NUÑAS IN THE UNITED STATES
In the past, the few researchers who knew about nuñas were uncertain whether these popping beans could succeed outside the high Andes. They thought that the plant might grow only at high altitudes or equatorial latitudes. They also feared that the popping character of the beans might disappear even if the plant could be grown outside its equatorial highland home. In addition, some expressed the opinion that the capacity to pop might occur only in newly harvested and sun-dried seeds. Old nuñas, it is rumored in the Andes, will not pop.
Now, however, it seems that these fears are unfounded. In 1978, the U.S. Department of Agriculture (to replenish germplasm in its seed bank) grew 14-year-old nuñas successfully in Pullman, Washington. The site is in the temperate zone at a high latitude (47°N) and low altitude (200 m).

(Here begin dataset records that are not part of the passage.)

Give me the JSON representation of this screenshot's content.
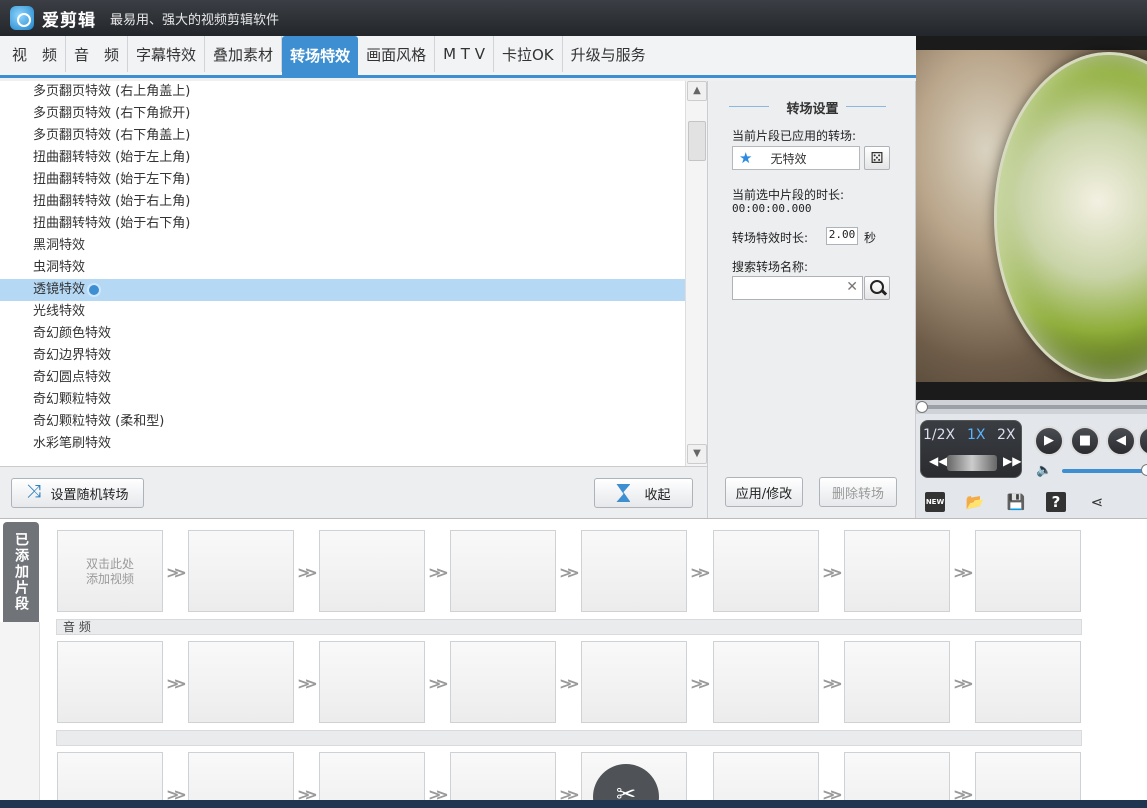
{
  "app": {
    "name": "爱剪辑",
    "slogan": "最易用、强大的视频剪辑软件"
  },
  "tabs": [
    {
      "label": "视　频",
      "active": false
    },
    {
      "label": "音　频",
      "active": false
    },
    {
      "label": "字幕特效",
      "active": false
    },
    {
      "label": "叠加素材",
      "active": false
    },
    {
      "label": "转场特效",
      "active": true
    },
    {
      "label": "画面风格",
      "active": false
    },
    {
      "label": "M T V",
      "active": false
    },
    {
      "label": "卡拉OK",
      "active": false
    },
    {
      "label": "升级与服务",
      "active": false
    }
  ],
  "effects": [
    "多页翻页特效 (右上角盖上)",
    "多页翻页特效 (右下角掀开)",
    "多页翻页特效 (右下角盖上)",
    "扭曲翻转特效 (始于左上角)",
    "扭曲翻转特效 (始于左下角)",
    "扭曲翻转特效 (始于右上角)",
    "扭曲翻转特效 (始于右下角)",
    "黑洞特效",
    "虫洞特效",
    "透镜特效",
    "光线特效",
    "奇幻颜色特效",
    "奇幻边界特效",
    "奇幻圆点特效",
    "奇幻颗粒特效",
    "奇幻颗粒特效 (柔和型)",
    "水彩笔刷特效"
  ],
  "selected_effect_index": 9,
  "list_footer": {
    "random_button": "设置随机转场",
    "collapse_button": "收起"
  },
  "settings": {
    "title": "转场设置",
    "applied_label": "当前片段已应用的转场:",
    "applied_value": "无特效",
    "duration_label": "当前选中片段的时长:",
    "duration_value": "00:00:00.000",
    "effect_duration_label": "转场特效时长:",
    "effect_duration_value": "2.00",
    "effect_duration_unit": "秒",
    "search_label": "搜索转场名称:",
    "search_placeholder": "",
    "apply_button": "应用/修改",
    "delete_button": "删除转场"
  },
  "player": {
    "speed_options": [
      "1/2X",
      "1X",
      "2X"
    ],
    "active_speed": "1X",
    "progress": 0
  },
  "clips": {
    "side_label": "已添加片段",
    "add_hint_line1": "双击此处",
    "add_hint_line2": "添加视频",
    "audio_row_label": "音 频"
  },
  "colors": {
    "accent": "#3d8fd1",
    "selection": "#b5d8f5",
    "titlebar": "#2a2d31"
  }
}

In 1988, Stephen C. Spaeth, a USDA researcher, tested some of the seeds and found that even after 10 years of storage (at 4°C) they had lost none of their popping characteristics—they showed good “nuña-ness” by exploding to double their size after only 90 seconds on a hot-air gun (see page 174). Indeed, these 10-year-old “temperate-grown” beans popped just as well as nuñas newly harvested in Colombia.
Although the nuñas plant is now well known only in a relatively small region of the world, these results suggest that in future it may become a widely available, nutritious, tasty, and fuel-conserving food. Only its requirement for short daylength seems likely to initially limit its spread.